As you know, I am not a medical doctor, nor am I a specialist in liver ailments or problems with the gallbladder, but I can report that there is no solid basis to support the “liver flush” as a helpful procedure. I want to take you through my reasoning.
The gallbladder is a small gland in your midsection, close to the liver and the digestive tract. The liver produces bile, a substance that works like a detergent to help emulsify the fats in the foods we eat and make them easier to digest. Bile gets stored in the gallbladder, and when fat is present in food, a squirt of bile leaves the gallbladder, passes down the common bile duct and mixes with the food as it leaves the stomach.
Gallstones are hard, crystalline structures that vary in size from a grain of sand to the size of a golf ball. Most gallstones are made of hardened cholesterol, but some can be made of a pigment called bilirubin. Problems occur if stones clog things up in the liver or the gallbladder, or they block the common bile duct, which is also used by the pancreas. It is estimated that 10 to 15 percent of people in the U.S. have gallstones, but some may never experience symptoms. Check out a more in-depth explanation at blonz.org/v7qss.
The dubious procedure known as the “liver flush” is promoted as a natural, painless way to rid the body of its gallstones. There may be minor variations, but the flush usually involves a specialized fast or no-fat diet for a number of days, leading up to a day when you ingest Epsom salts (magnesium sulfate), followed by a hefty intake of olive oil together with some lemon juice before going to sleep.

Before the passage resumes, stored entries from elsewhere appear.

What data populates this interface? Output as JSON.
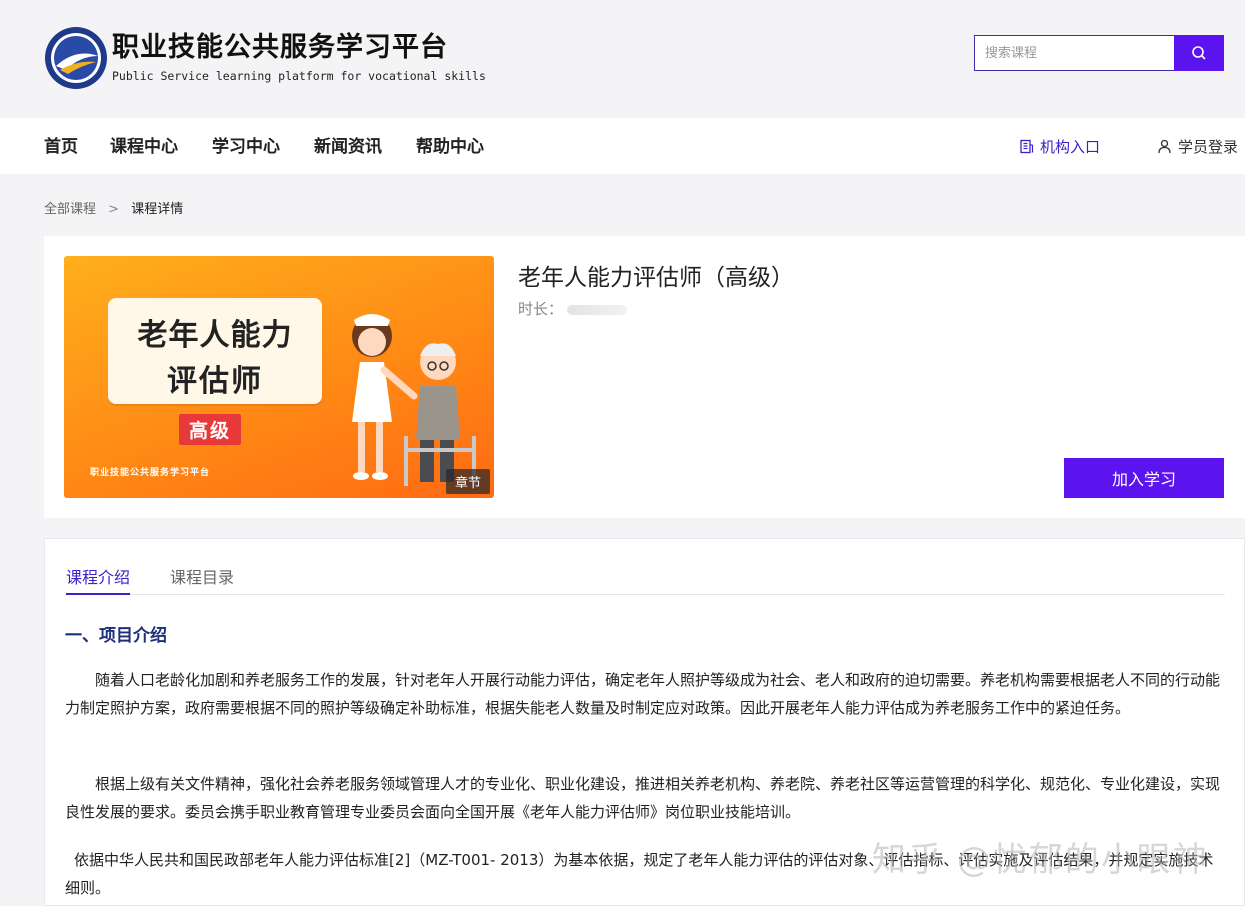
{
  "brand": {
    "title_cn": "职业技能公共服务学习平台",
    "title_en": "Public Service learning platform for vocational skills"
  },
  "search": {
    "placeholder": "搜索课程"
  },
  "nav": {
    "items": [
      "首页",
      "课程中心",
      "学习中心",
      "新闻资讯",
      "帮助中心"
    ],
    "org_entry": "机构入口",
    "student_login": "学员登录"
  },
  "breadcrumb": {
    "root": "全部课程",
    "separator": ">",
    "current": "课程详情"
  },
  "course": {
    "title": "老年人能力评估师（高级）",
    "duration_label": "时长：",
    "join_button": "加入学习",
    "cover": {
      "line1": "老年人能力",
      "line2": "评估师",
      "level": "高级",
      "brand": "职业技能公共服务学习平台",
      "tag": "章节"
    }
  },
  "tabs": [
    "课程介绍",
    "课程目录"
  ],
  "content": {
    "section_title": "一、项目介绍",
    "paragraphs": [
      "随着人口老龄化加剧和养老服务工作的发展，针对老年人开展行动能力评估，确定老年人照护等级成为社会、老人和政府的迫切需要。养老机构需要根据老人不同的行动能力制定照护方案，政府需要根据不同的照护等级确定补助标准，根据失能老人数量及时制定应对政策。因此开展老年人能力评估成为养老服务工作中的紧迫任务。",
      "根据上级有关文件精神，强化社会养老服务领域管理人才的专业化、职业化建设，推进相关养老机构、养老院、养老社区等运营管理的科学化、规范化、专业化建设，实现良性发展的要求。委员会携手职业教育管理专业委员会面向全国开展《老年人能力评估师》岗位职业技能培训。",
      "依据中华人民共和国民政部老年人能力评估标准[2]（MZ-T001- 2013）为基本依据，规定了老年人能力评估的评估对象、评估指标、评估实施及评估结果，并规定实施技术细则。"
    ]
  },
  "watermark": "知乎 @忧郁的小眼神",
  "colors": {
    "accent": "#5b14f0",
    "nav_accent": "#3a22c8",
    "heading": "#1b2f7a"
  }
}
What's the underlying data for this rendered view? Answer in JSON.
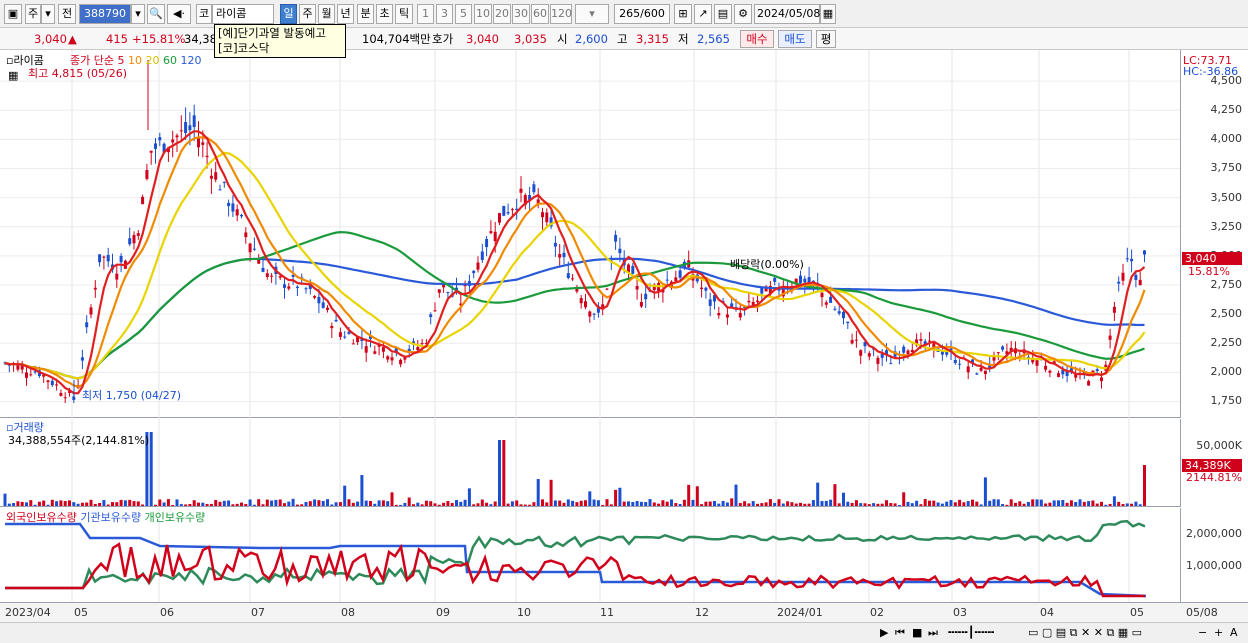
{
  "toolbar": {
    "tab_ju": "주",
    "tab_jeon": "전",
    "code_input": "388790",
    "market_label": "코",
    "stock_name": "라이콤",
    "periods": [
      "일",
      "주",
      "월",
      "년",
      "분",
      "초",
      "틱"
    ],
    "intervals": [
      "1",
      "3",
      "5",
      "10",
      "20",
      "30",
      "60",
      "120"
    ],
    "count": "265",
    "count_total": "/600",
    "date": "2024/05/08"
  },
  "info": {
    "price": "3,040",
    "change_arrow": "▲",
    "change": "415",
    "change_pct": "+15.81%",
    "volume_partial": "34,38",
    "amount": "104,704백만",
    "ask_label": "호가",
    "ask1": "3,040",
    "ask2": "3,035",
    "open_label": "시",
    "open": "2,600",
    "high_label": "고",
    "high": "3,315",
    "low_label": "저",
    "low": "2,565",
    "buy_label": "매수",
    "sell_label": "매도",
    "avg_label": "평"
  },
  "tooltip": {
    "line1": "[예]단기과열 발동예고",
    "line2": "[코]코스닥"
  },
  "price_panel": {
    "name": "라이콤",
    "ma_label": "종가 단순",
    "ma_periods": [
      {
        "p": "5",
        "color": "#e02020"
      },
      {
        "p": "10",
        "color": "#f08a00"
      },
      {
        "p": "20",
        "color": "#e8d400"
      },
      {
        "p": "60",
        "color": "#1a9a3a"
      },
      {
        "p": "120",
        "color": "#2a5ad8"
      }
    ],
    "high_note": "최고 4,815 (05/26)",
    "low_note": "최저 1,750 (04/27)",
    "dividend_note": "배당락(0.00%)",
    "lc": "LC:73.71",
    "hc": "HC:-36.86",
    "ticks": [
      "4,500",
      "4,250",
      "4,000",
      "3,750",
      "3,500",
      "3,250",
      "3,000",
      "2,750",
      "2,500",
      "2,250",
      "2,000",
      "1,750"
    ],
    "last_price": "3,040",
    "last_pct": "15.81%"
  },
  "volume_panel": {
    "name": "거래량",
    "value": "34,388,554주(2,144.81%)",
    "tick": "50,000K",
    "last_value": "34,389K",
    "last_pct": "2144.81%"
  },
  "holding_panel": {
    "legend": [
      {
        "label": "외국인보유수량",
        "color": "#d0021b"
      },
      {
        "label": "기관보유수량",
        "color": "#2a5ad8"
      },
      {
        "label": "개인보유수량",
        "color": "#1a9a3a"
      }
    ],
    "ticks": [
      "2,000,000",
      "1,000,000"
    ]
  },
  "x_axis": [
    "2023/04",
    "05",
    "06",
    "07",
    "08",
    "09",
    "10",
    "11",
    "12",
    "2024/01",
    "02",
    "03",
    "04",
    "05",
    "05/08"
  ],
  "colors": {
    "up": "#d0021b",
    "down": "#1b4fd0",
    "panel_border": "#9aa0b0"
  }
}
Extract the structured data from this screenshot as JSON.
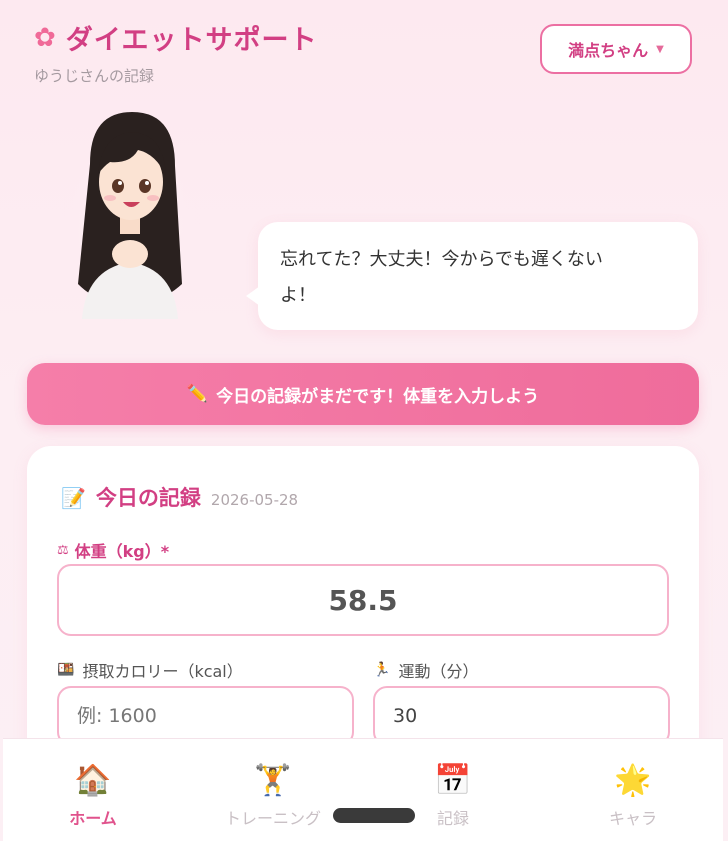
{
  "header": {
    "icon": "sakura-icon",
    "title": "ダイエットサポート",
    "subtitle": "ゆうじさんの記録",
    "character_select": "満点ちゃん"
  },
  "speech": {
    "text_line1": "忘れてた？大丈夫！今からでも遅くない",
    "text_line2": "よ！"
  },
  "alert": {
    "icon": "pencil-icon",
    "text": "今日の記録がまだです！体重を入力しよう"
  },
  "record_card": {
    "title": "今日の記録",
    "date": "2026-05-28",
    "weight_label": "体重（kg）*",
    "weight_value": "58.5",
    "calorie_label": "摂取カロリー（kcal）",
    "calorie_placeholder": "例: 1600",
    "exercise_label": "運動（分）",
    "exercise_value": "30"
  },
  "nav": {
    "items": [
      {
        "label": "ホーム",
        "icon": "house-icon",
        "active": true
      },
      {
        "label": "トレーニング",
        "icon": "weightlifter-icon",
        "active": false
      },
      {
        "label": "記録",
        "icon": "calendar-icon",
        "active": false
      },
      {
        "label": "キャラ",
        "icon": "star-icon",
        "active": false
      }
    ]
  },
  "colors": {
    "accent": "#d23f83",
    "banner": "#f07aa6",
    "border": "#f6b2cb"
  }
}
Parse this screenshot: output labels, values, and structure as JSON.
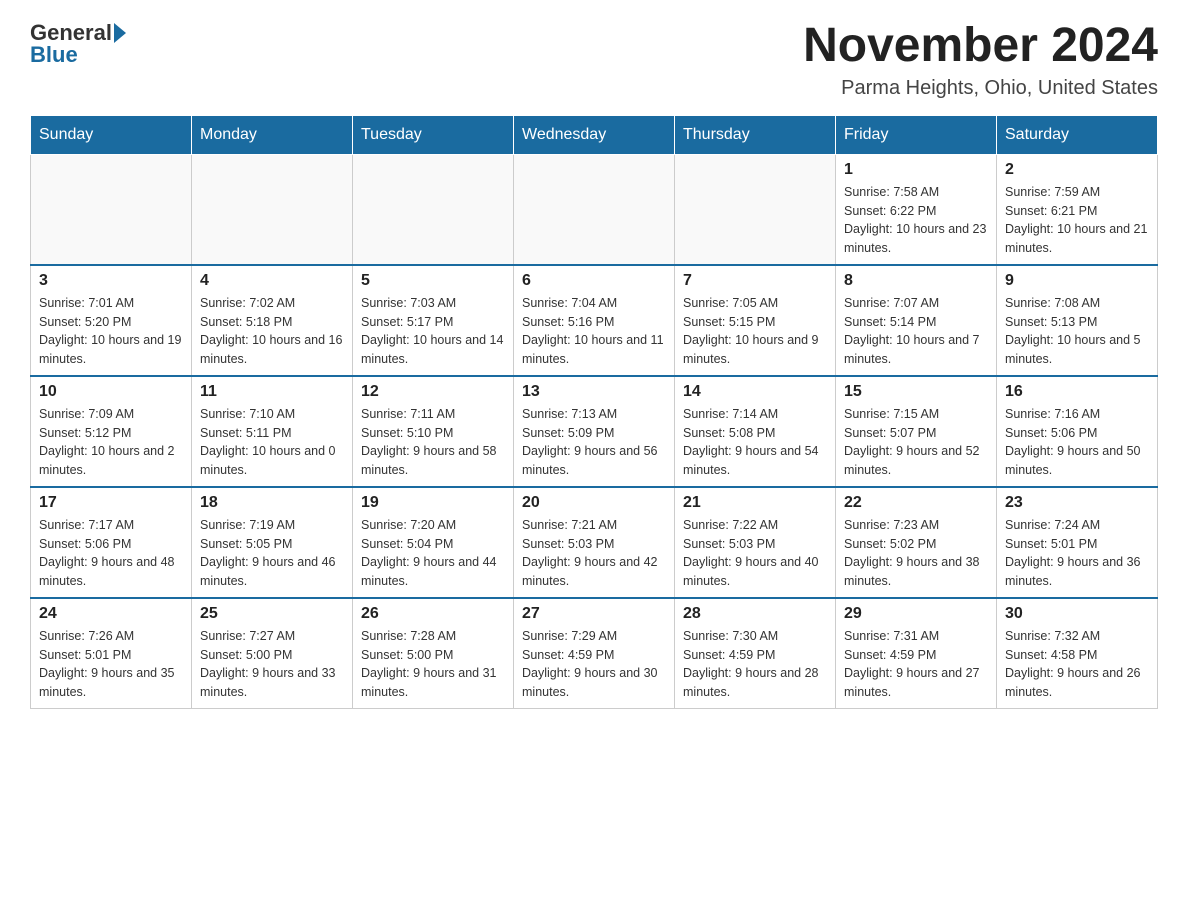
{
  "logo": {
    "general": "General",
    "blue": "Blue"
  },
  "title": "November 2024",
  "subtitle": "Parma Heights, Ohio, United States",
  "days_of_week": [
    "Sunday",
    "Monday",
    "Tuesday",
    "Wednesday",
    "Thursday",
    "Friday",
    "Saturday"
  ],
  "weeks": [
    [
      {
        "day": "",
        "info": ""
      },
      {
        "day": "",
        "info": ""
      },
      {
        "day": "",
        "info": ""
      },
      {
        "day": "",
        "info": ""
      },
      {
        "day": "",
        "info": ""
      },
      {
        "day": "1",
        "info": "Sunrise: 7:58 AM\nSunset: 6:22 PM\nDaylight: 10 hours and 23 minutes."
      },
      {
        "day": "2",
        "info": "Sunrise: 7:59 AM\nSunset: 6:21 PM\nDaylight: 10 hours and 21 minutes."
      }
    ],
    [
      {
        "day": "3",
        "info": "Sunrise: 7:01 AM\nSunset: 5:20 PM\nDaylight: 10 hours and 19 minutes."
      },
      {
        "day": "4",
        "info": "Sunrise: 7:02 AM\nSunset: 5:18 PM\nDaylight: 10 hours and 16 minutes."
      },
      {
        "day": "5",
        "info": "Sunrise: 7:03 AM\nSunset: 5:17 PM\nDaylight: 10 hours and 14 minutes."
      },
      {
        "day": "6",
        "info": "Sunrise: 7:04 AM\nSunset: 5:16 PM\nDaylight: 10 hours and 11 minutes."
      },
      {
        "day": "7",
        "info": "Sunrise: 7:05 AM\nSunset: 5:15 PM\nDaylight: 10 hours and 9 minutes."
      },
      {
        "day": "8",
        "info": "Sunrise: 7:07 AM\nSunset: 5:14 PM\nDaylight: 10 hours and 7 minutes."
      },
      {
        "day": "9",
        "info": "Sunrise: 7:08 AM\nSunset: 5:13 PM\nDaylight: 10 hours and 5 minutes."
      }
    ],
    [
      {
        "day": "10",
        "info": "Sunrise: 7:09 AM\nSunset: 5:12 PM\nDaylight: 10 hours and 2 minutes."
      },
      {
        "day": "11",
        "info": "Sunrise: 7:10 AM\nSunset: 5:11 PM\nDaylight: 10 hours and 0 minutes."
      },
      {
        "day": "12",
        "info": "Sunrise: 7:11 AM\nSunset: 5:10 PM\nDaylight: 9 hours and 58 minutes."
      },
      {
        "day": "13",
        "info": "Sunrise: 7:13 AM\nSunset: 5:09 PM\nDaylight: 9 hours and 56 minutes."
      },
      {
        "day": "14",
        "info": "Sunrise: 7:14 AM\nSunset: 5:08 PM\nDaylight: 9 hours and 54 minutes."
      },
      {
        "day": "15",
        "info": "Sunrise: 7:15 AM\nSunset: 5:07 PM\nDaylight: 9 hours and 52 minutes."
      },
      {
        "day": "16",
        "info": "Sunrise: 7:16 AM\nSunset: 5:06 PM\nDaylight: 9 hours and 50 minutes."
      }
    ],
    [
      {
        "day": "17",
        "info": "Sunrise: 7:17 AM\nSunset: 5:06 PM\nDaylight: 9 hours and 48 minutes."
      },
      {
        "day": "18",
        "info": "Sunrise: 7:19 AM\nSunset: 5:05 PM\nDaylight: 9 hours and 46 minutes."
      },
      {
        "day": "19",
        "info": "Sunrise: 7:20 AM\nSunset: 5:04 PM\nDaylight: 9 hours and 44 minutes."
      },
      {
        "day": "20",
        "info": "Sunrise: 7:21 AM\nSunset: 5:03 PM\nDaylight: 9 hours and 42 minutes."
      },
      {
        "day": "21",
        "info": "Sunrise: 7:22 AM\nSunset: 5:03 PM\nDaylight: 9 hours and 40 minutes."
      },
      {
        "day": "22",
        "info": "Sunrise: 7:23 AM\nSunset: 5:02 PM\nDaylight: 9 hours and 38 minutes."
      },
      {
        "day": "23",
        "info": "Sunrise: 7:24 AM\nSunset: 5:01 PM\nDaylight: 9 hours and 36 minutes."
      }
    ],
    [
      {
        "day": "24",
        "info": "Sunrise: 7:26 AM\nSunset: 5:01 PM\nDaylight: 9 hours and 35 minutes."
      },
      {
        "day": "25",
        "info": "Sunrise: 7:27 AM\nSunset: 5:00 PM\nDaylight: 9 hours and 33 minutes."
      },
      {
        "day": "26",
        "info": "Sunrise: 7:28 AM\nSunset: 5:00 PM\nDaylight: 9 hours and 31 minutes."
      },
      {
        "day": "27",
        "info": "Sunrise: 7:29 AM\nSunset: 4:59 PM\nDaylight: 9 hours and 30 minutes."
      },
      {
        "day": "28",
        "info": "Sunrise: 7:30 AM\nSunset: 4:59 PM\nDaylight: 9 hours and 28 minutes."
      },
      {
        "day": "29",
        "info": "Sunrise: 7:31 AM\nSunset: 4:59 PM\nDaylight: 9 hours and 27 minutes."
      },
      {
        "day": "30",
        "info": "Sunrise: 7:32 AM\nSunset: 4:58 PM\nDaylight: 9 hours and 26 minutes."
      }
    ]
  ]
}
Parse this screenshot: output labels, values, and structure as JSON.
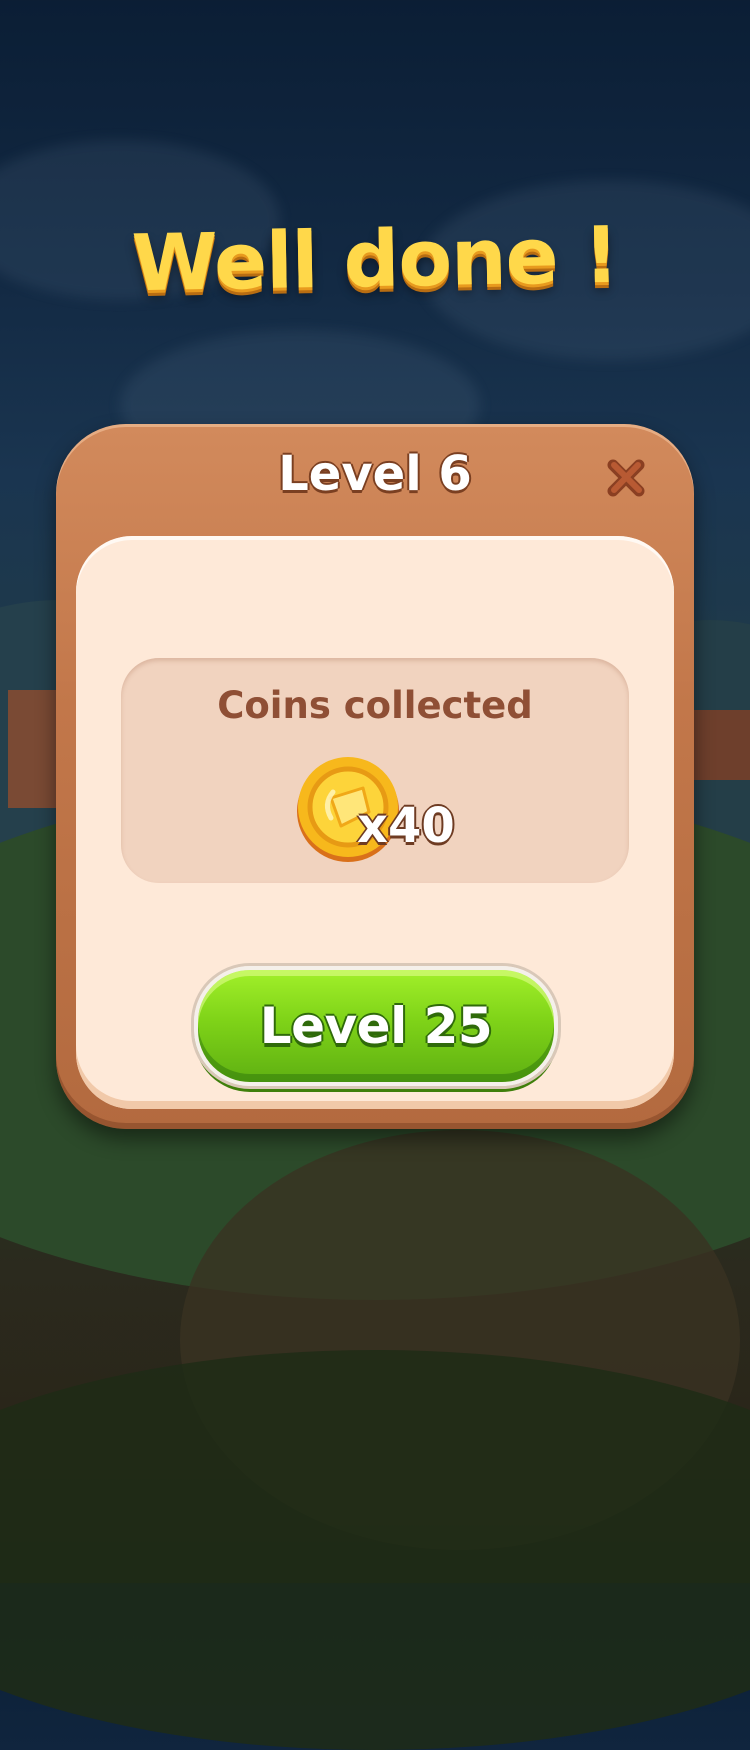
{
  "header": {
    "headline": "Well done !"
  },
  "dialog": {
    "title": "Level 6",
    "close_icon": "close-icon",
    "coins": {
      "label": "Coins collected",
      "icon": "coin-icon",
      "count": "x40"
    },
    "next_button_label": "Level 25"
  },
  "colors": {
    "headline": "#ffd84a",
    "wood_frame": "#c2774a",
    "panel": "#fee9d8",
    "coins_box": "#f1d3bf",
    "coins_label": "#8f4f35",
    "button_green": "#7fd318"
  }
}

The next day, your stool may contain some small, round opaque objects that are touted as the gallstones that have been hanging around your liver and gallbladder and causing all sorts of problems. Amazing! Or is it? These opaque globules, it turns out, are unlikely to be gallstones, but are more likely a product of the liver-flush recipe itself. A fascinating article in the April 16, 2005 issue of the prestigious medical journal Lancet titled "Could these be gallstones?" followed a 40-year-old patient who did a liver flush and passed a bunch of “stones” the following day. Upon a microscopic examination, it was discovered that those items were made up of congealed olive oil plus the other ingredients that had been administered the day before. Irrespective of the lack of evidence that it is effective, the concept of the “liver flush” continues to be promoted. My sincere congrats on stopping smoking, but please consider taking a pass on the flush.